Bill seeks NOAA center for Mobile
Friday, July 14, 2006
By SEAN REILLY
Washington Bureau
WASHINGTON -- The National Oceanic and Atmospheric Administration would receive $20 million to create a disaster response center in Mobile, while another $8.5 million would be targeted for land purchases on Dauphin Island and several ecologically valuable south Alabama tracts, under a spending bill passed Thursday by the Senate Appropriations Committee.
The NOAA center would consolidate various programs at a central Mobile location "to better respond to disasters and ensure greater cooperation with other federal, state and local agencies," according to a news release from U.S. Sen. Richard Shelby, the Tuscaloosa Republican who heads the subcommittee that crafted the spending bill.
The measure covers NOAA and its parent agency, the Commerce Department, as well as NASA and the Justice Department for the fiscal year beginning in October.
Although President Bush did not request money for the center, NOAA supports the concept, Steve Gallagher, the agency's budget director, said in a phone interview.
"What we learned in the (Hurricane) Katrina experience ... was that we have to beef up our efforts to respond to these types of disasters," he said.
The center would house teams on call to deal with such crises as an oil spill in the Gulf of Mexico. Gallagher did not know how many people might work there or whether they would be drawn from other NOAA offices.
The legislation still needs approval from the full Senate, as well as the House. Its final fate will probably not be settled until sometime this fall.
In a tight budget climate, Shelby was recently forced to drop hundreds of millions of dollars in so-called "pork" spending during House/Senate negotiations over a separate emergency appropriations bill.
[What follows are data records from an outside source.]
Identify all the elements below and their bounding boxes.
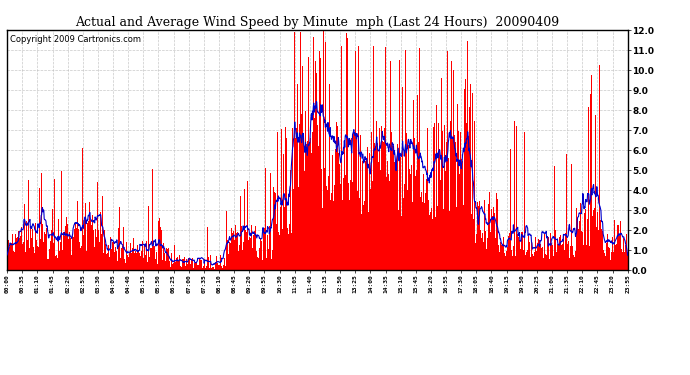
Text: Copyright 2009 Cartronics.com: Copyright 2009 Cartronics.com: [10, 35, 141, 44]
Title: Actual and Average Wind Speed by Minute  mph (Last 24 Hours)  20090409: Actual and Average Wind Speed by Minute …: [75, 16, 560, 29]
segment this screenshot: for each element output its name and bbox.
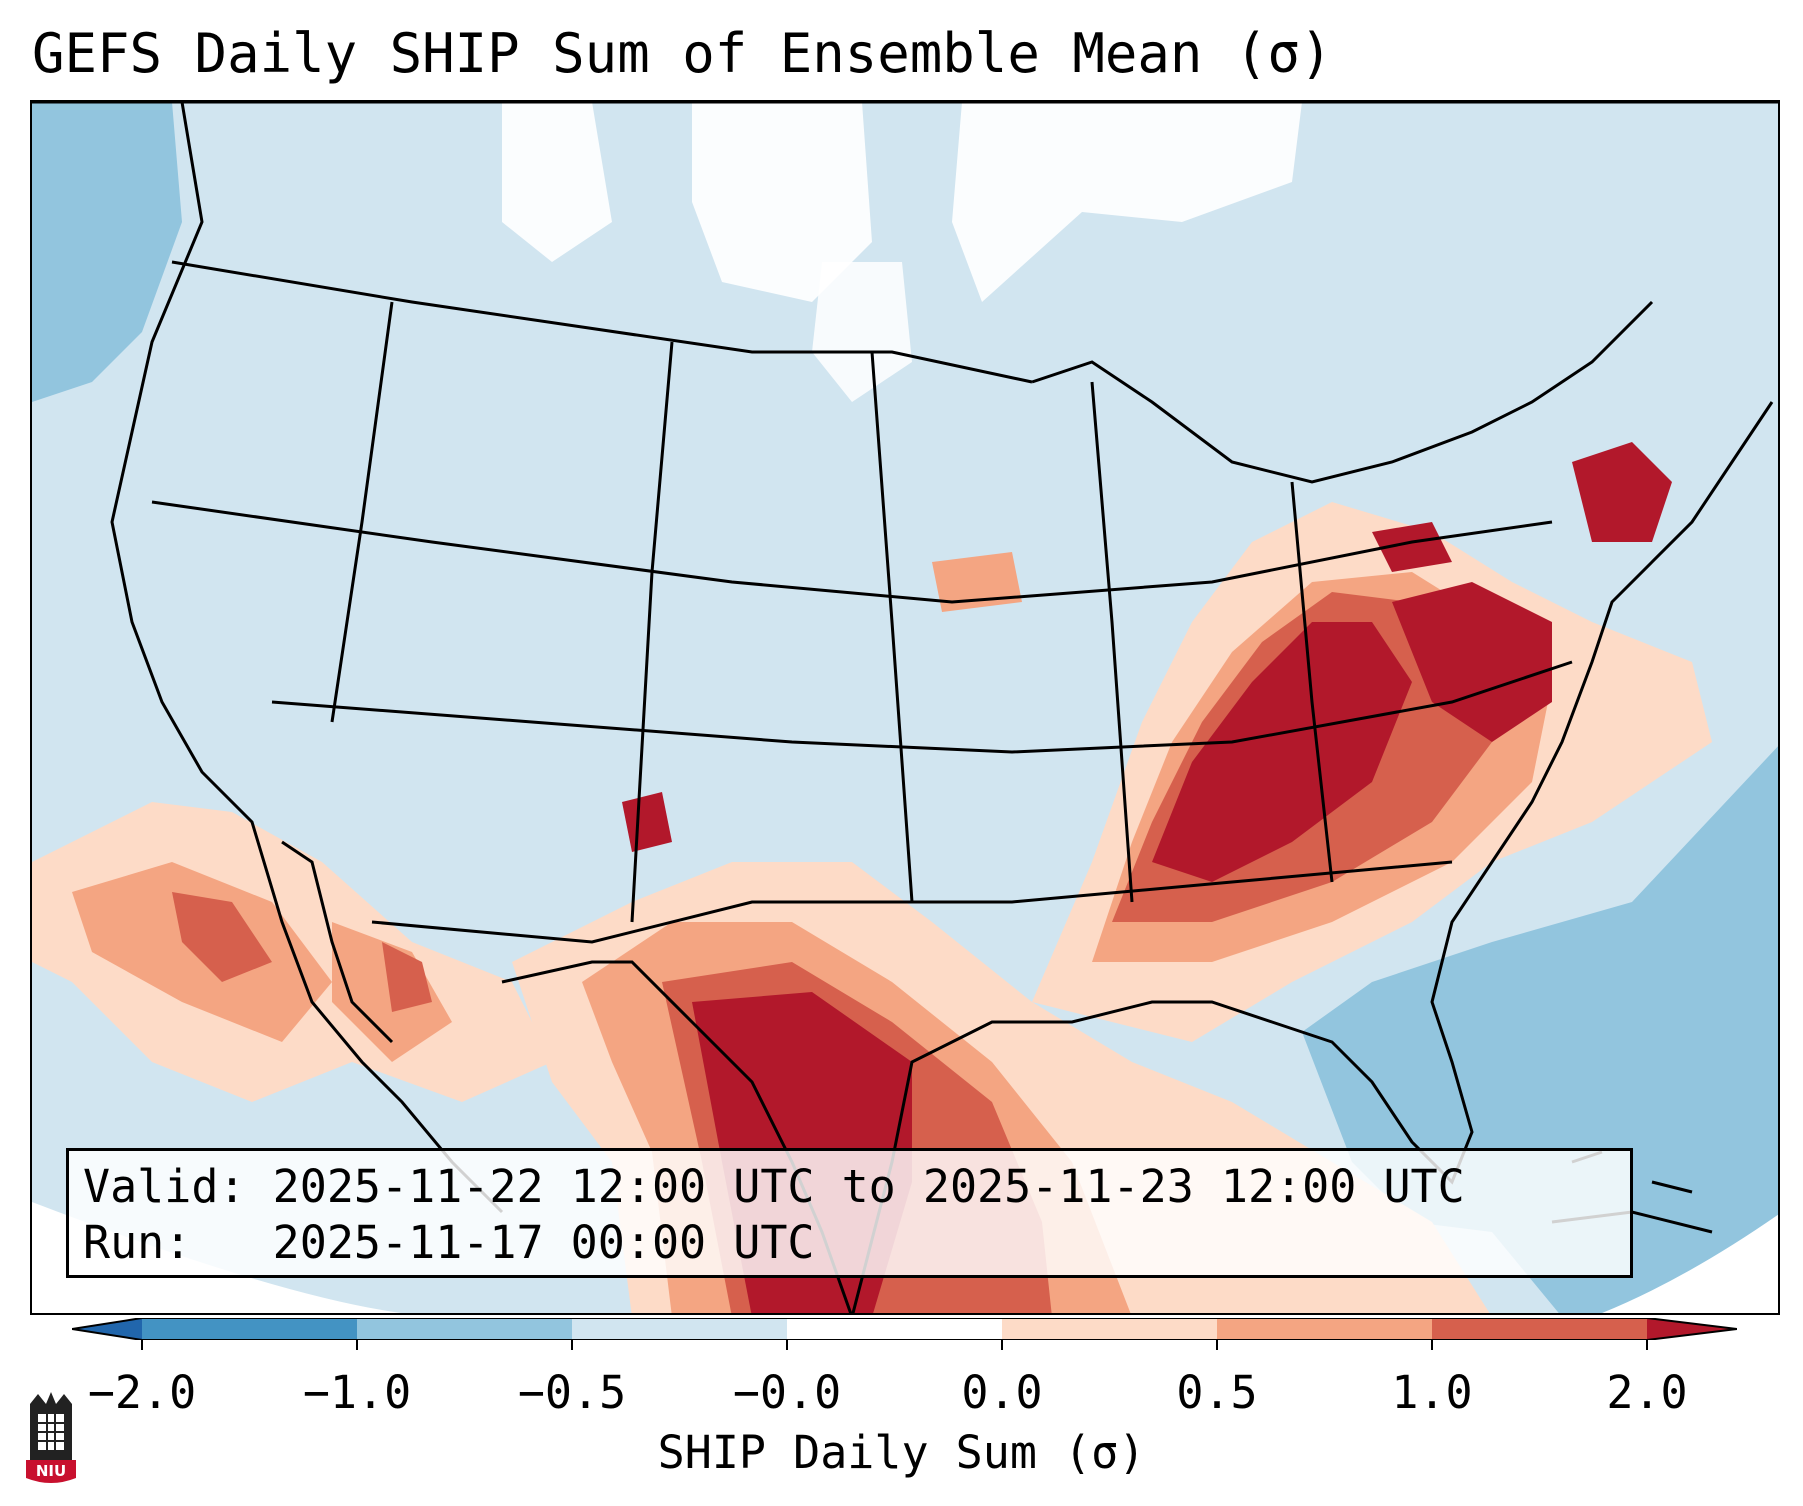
colorbar-max-arrow [1647,1318,1737,1340]
colorbar-label: SHIP Daily Sum (σ) [657,1426,1146,1479]
coastline-borders [32,102,1778,1313]
colorbar-segment-6 [1217,1318,1432,1340]
colorbar-segment-3 [572,1318,787,1340]
colorbar-segment-5 [1002,1318,1217,1340]
map-panel[interactable] [30,100,1780,1315]
info-box: Valid: 2025-11-22 12:00 UTC to 2025-11-2… [66,1148,1633,1278]
colorbar-segment-2 [357,1318,572,1340]
run-label: Run: [83,1216,192,1269]
map-title: GEFS Daily SHIP Sum of Ensemble Mean (σ) [32,22,1333,85]
ship-map [32,102,1778,1313]
great-lakes-border [1031,300,1654,484]
tick-label-8: 2.0 [1606,1366,1688,1419]
tick-label-7: 1.0 [1391,1366,1473,1419]
anomaly-mid-atlantic-peak [1392,582,1552,742]
gulf-and-atlantic-coast [851,401,1774,1313]
white-patch-montana [502,102,612,262]
valid-row: Valid: 2025-11-22 12:00 UTC to 2025-11-2… [83,1159,1616,1215]
tick-mark-5 [1001,1340,1003,1350]
west-coast [110,102,504,1214]
tick-mark-8 [1646,1340,1648,1350]
white-patch-canada [952,102,1302,302]
anomaly-ohio-valley-peak [1152,622,1412,882]
colorbar-segment-1 [142,1318,357,1340]
valid-label: Valid: [83,1160,246,1213]
logo-text: NIU [36,1462,66,1480]
projection-edge-right [1601,1214,1778,1313]
state-line-south [371,860,1453,944]
tick-mark-4 [786,1340,788,1350]
state-line-middle [271,660,1573,754]
tick-mark-6 [1216,1340,1218,1350]
tick-label-2: −1.0 [302,1366,412,1419]
tick-label-1: −2.0 [87,1366,197,1419]
colorbar-segment-7 [1432,1318,1647,1340]
run-value: 2025-11-17 00:00 UTC [272,1216,815,1269]
pacific-blue-region [32,102,182,402]
run-row: Run: 2025-11-17 00:00 UTC [83,1215,1616,1271]
niu-logo: NIU [26,1392,76,1483]
white-patch-dakota [692,102,872,302]
anomaly-new-england-peak [1572,442,1672,542]
projection-edge [32,1202,402,1313]
colorbar [72,1318,1737,1340]
tick-mark-2 [356,1340,358,1350]
baja-peninsula [281,840,394,1044]
us-canada-border [171,260,1033,384]
colorbar-min-arrow [72,1318,142,1340]
state-line-north [151,500,1553,604]
valid-value: 2025-11-22 12:00 UTC to 2025-11-23 12:00… [272,1160,1465,1213]
tick-label-4: −0.0 [732,1366,842,1419]
tick-label-3: −0.5 [517,1366,627,1419]
tick-mark-3 [571,1340,573,1350]
colorbar-segment-4 [787,1318,1002,1340]
tick-label-6: 0.5 [1176,1366,1258,1419]
tick-mark-7 [1431,1340,1433,1350]
tick-label-5: 0.0 [961,1366,1043,1419]
tick-mark-1 [141,1340,143,1350]
white-patch-midwest [812,262,912,402]
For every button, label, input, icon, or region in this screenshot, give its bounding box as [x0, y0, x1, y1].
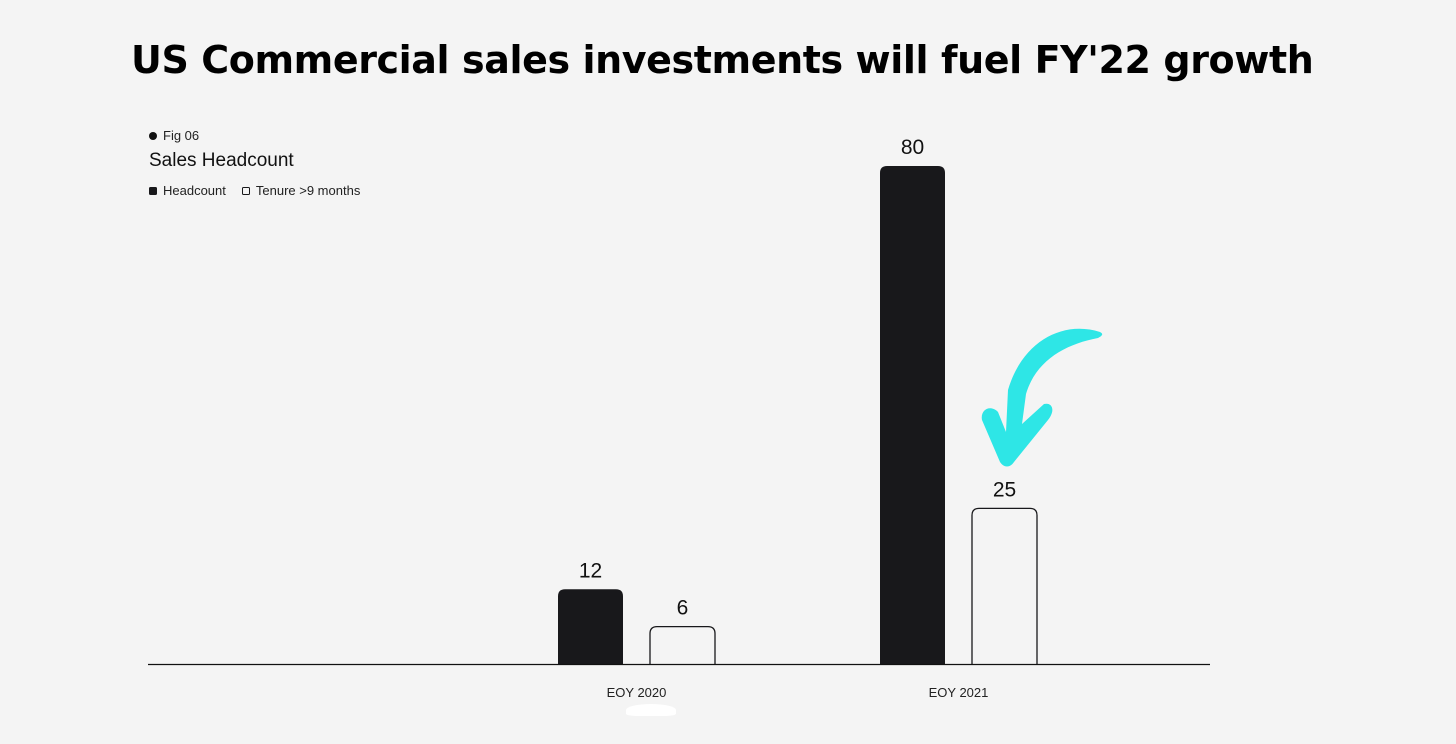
legend-filled-square-icon — [149, 186, 157, 195]
legend-item-tenure: Tenure >9 months — [241, 183, 361, 198]
legend-label-headcount: Headcount — [163, 183, 226, 198]
white-smudge — [626, 704, 676, 716]
x-tick-label: EOY 2020 — [607, 685, 667, 700]
bullet-dot-icon — [149, 131, 157, 140]
legend-item-headcount: Headcount — [149, 183, 226, 198]
bar-headcount-eoy-2021 — [880, 166, 945, 664]
legend-label-tenure: Tenure >9 months — [255, 183, 361, 198]
bar-tenure-eoy-2020 — [649, 626, 716, 664]
chart-legend: Headcount Tenure >9 months — [149, 183, 360, 198]
data-label: 6 — [677, 597, 689, 620]
chart-title: Sales Headcount — [149, 150, 294, 171]
curved-arrow-icon — [981, 328, 1103, 467]
figure-tag: Fig 06 — [149, 128, 199, 143]
data-label: 25 — [993, 478, 1016, 501]
legend-outline-square-icon — [241, 186, 250, 195]
bar-headcount-eoy-2020 — [558, 589, 623, 664]
bar-tenure-eoy-2021 — [971, 507, 1038, 664]
page-headline: US Commercial sales investments will fue… — [131, 38, 1314, 82]
data-label: 12 — [579, 559, 602, 582]
figure-label: Fig 06 — [163, 128, 200, 143]
x-tick-label: EOY 2021 — [929, 685, 989, 700]
data-label: 80 — [901, 136, 924, 159]
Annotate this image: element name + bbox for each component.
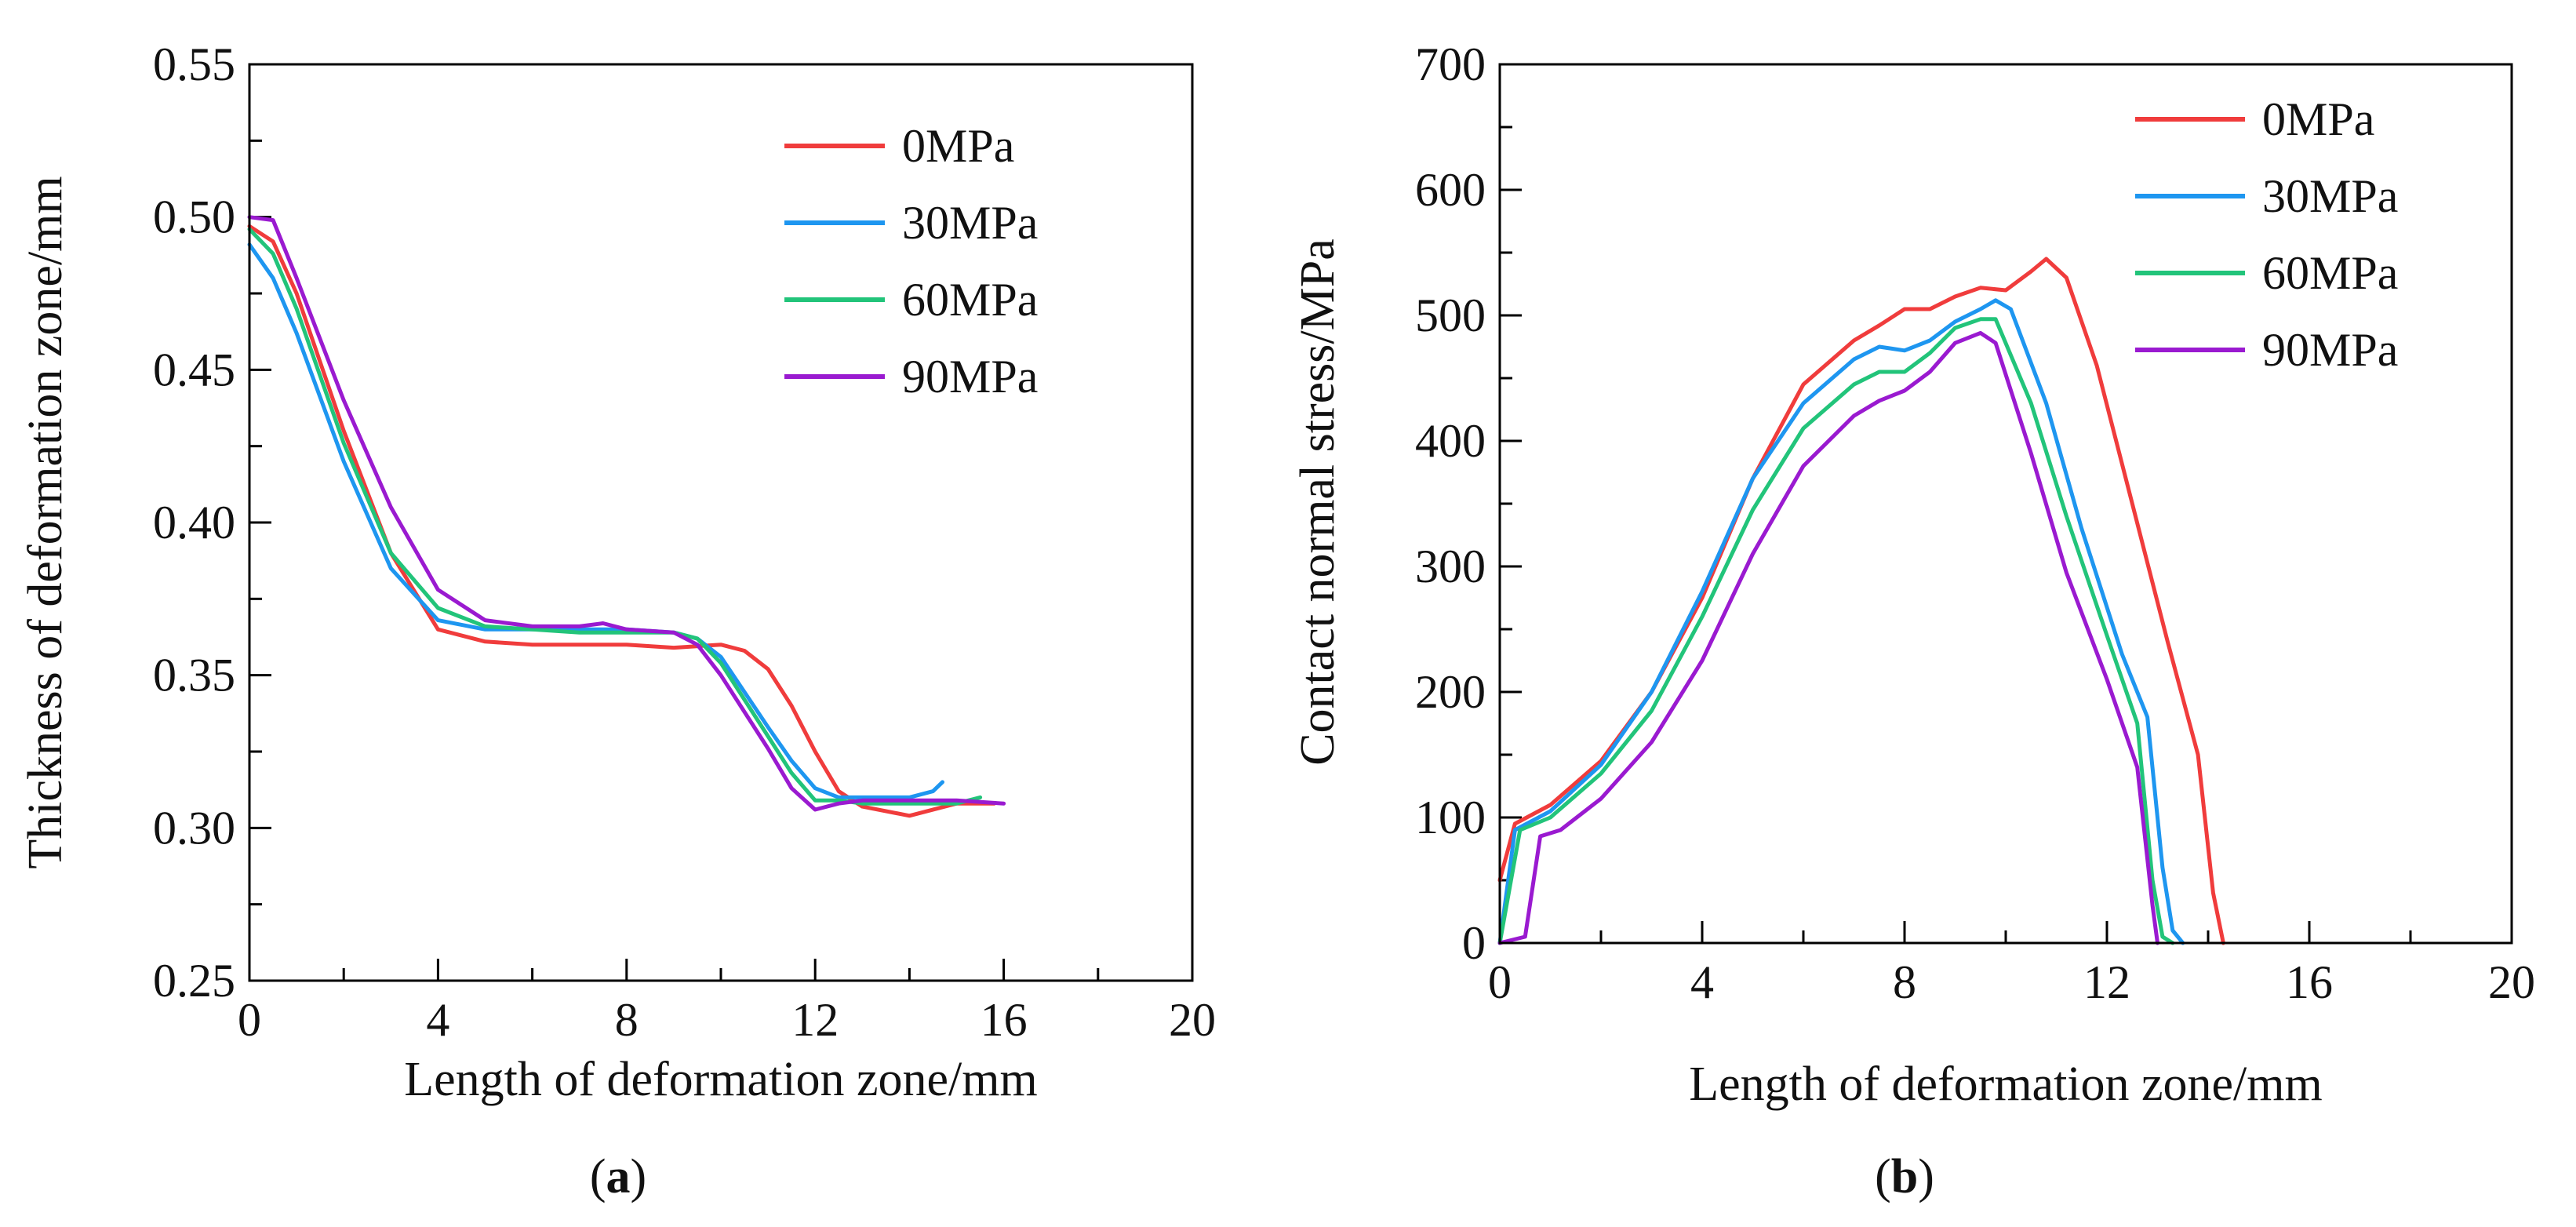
- panel-label-b: (b): [1875, 1150, 1934, 1203]
- legend-label: 0MPa: [902, 120, 1014, 172]
- x-tick-label: 4: [426, 994, 449, 1046]
- y-tick-label: 0.40: [153, 497, 235, 548]
- y-tick-label: 300: [1415, 541, 1486, 592]
- y-tick-label: 500: [1415, 289, 1486, 341]
- legend-label: 60MPa: [2262, 247, 2398, 299]
- series-line-0mpa: [247, 224, 997, 818]
- y-tick-label: 400: [1415, 415, 1486, 467]
- y-tick-label: 0.50: [153, 191, 235, 243]
- panel-label-letter: a: [606, 1150, 631, 1203]
- y-tick-label: 200: [1415, 666, 1486, 718]
- legend: 0MPa 30MPa 60MPa 90MPa: [784, 120, 1038, 402]
- panel-label-close: ): [1918, 1150, 1934, 1203]
- legend-label: 90MPa: [2262, 324, 2398, 376]
- legend-label: 90MPa: [902, 351, 1038, 402]
- series-line-90mpa: [247, 215, 1006, 812]
- x-tick-label: 0: [238, 994, 261, 1046]
- panel-label-close: ): [631, 1150, 647, 1203]
- y-tick-label: 0.35: [153, 650, 235, 701]
- plot-frame: [1498, 63, 2513, 945]
- x-axis-label: Length of deformation zone/mm: [404, 1053, 1037, 1106]
- x-tick-label: 8: [615, 994, 639, 1046]
- y-tick-label: 0.55: [153, 38, 235, 90]
- axis-ticks: [248, 63, 1194, 982]
- legend-label: 60MPa: [902, 274, 1038, 326]
- y-axis-label: Thickness of deformation zone/mm: [19, 176, 72, 868]
- x-tick-label: 8: [1893, 956, 1916, 1008]
- legend-label: 30MPa: [902, 197, 1038, 249]
- x-tick-label: 20: [2488, 956, 2535, 1008]
- x-tick-label: 16: [2286, 956, 2333, 1008]
- x-tick-label: 20: [1169, 994, 1216, 1046]
- y-tick-label: 0.45: [153, 344, 235, 395]
- y-tick-label: 700: [1415, 38, 1486, 90]
- x-tick-label: 4: [1690, 956, 1714, 1008]
- plot-frame: [248, 63, 1194, 982]
- panel-label-a: (a): [590, 1150, 646, 1203]
- x-axis-label: Length of deformation zone/mm: [1689, 1058, 2322, 1111]
- series-line-30mpa: [247, 242, 944, 799]
- series-line-60mpa: [247, 227, 983, 806]
- legend: 0MPa 30MPa 60MPa 90MPa: [2135, 93, 2398, 376]
- series-group: [247, 215, 1006, 818]
- panel-label-letter: b: [1891, 1150, 1918, 1203]
- y-tick-label: 600: [1415, 164, 1486, 216]
- tick-labels: 0 4 8 12 16 20 0.25 0.30 0.35 0.40 0.45 0.50 0.55: [153, 38, 1216, 1046]
- series-line-0mpa: [1497, 257, 2225, 945]
- y-tick-label: 0.30: [153, 802, 235, 854]
- series-line-30mpa: [1497, 298, 2185, 945]
- series-group: [1497, 257, 2225, 945]
- series-line-60mpa: [1497, 317, 2175, 945]
- panel-label-open: (: [1875, 1150, 1891, 1203]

Shelby may have better luck with this measure, said David Williams, vice president for policy at Citizens Against Government Waste, a Washington, D.C., watchdog group. During the normal budget cycle, Williams said, lawmakers tend "to give everybody a little bit of something."
The Senate measure also includes $2.5 million for Mobile County to buy land on Dauphin Island. The intent is to preserve undeveloped land that could also provide limited public beach access and wildlife habitat on the barrier island, said Bill Melton, the Mobile County Commission's environmental director.
The commission had sought the funding before Hurricane Katrina struck with the idea of purchasing property on the island's west end, Melton said. Because of storm damage, however, the commission may have to look at other parts of the island if the money materializes.
Another $6 million in the bill would go to buy thousands of acres in the Red Hills area of Monroe County, together with land along the Escatawpa River in northwest Mobile and southwest Washington counties.
The Monroe County property is home to the Red Hills salamander, considered a threatened species by the federal government. The Escatawpa River lands contains beautiful long-leaf pine forests, said Greg Lein, assistant director of the state lands division at the Alabama Department of Conservation and Natural Resources.
"We would like to protect those forests from being converted to other uses," Lein said. Should Congress deliver the federal money, it would be matched with $6 million from the state's Forever Wild program, he said.
Among other earmarked appropriations, the bill furnishes:
$3 million for a Gulf of Mexico education and outreach program headed by the Dauphin Island Sea Lab.
$2.5 million for a Mobile Bay fisheries initiative involving the University of South Alabama.
$350,000 to add classrooms and a theater to the battleship USS Alabama.
$8 million for the "Wild American" shrimp marketing campaign.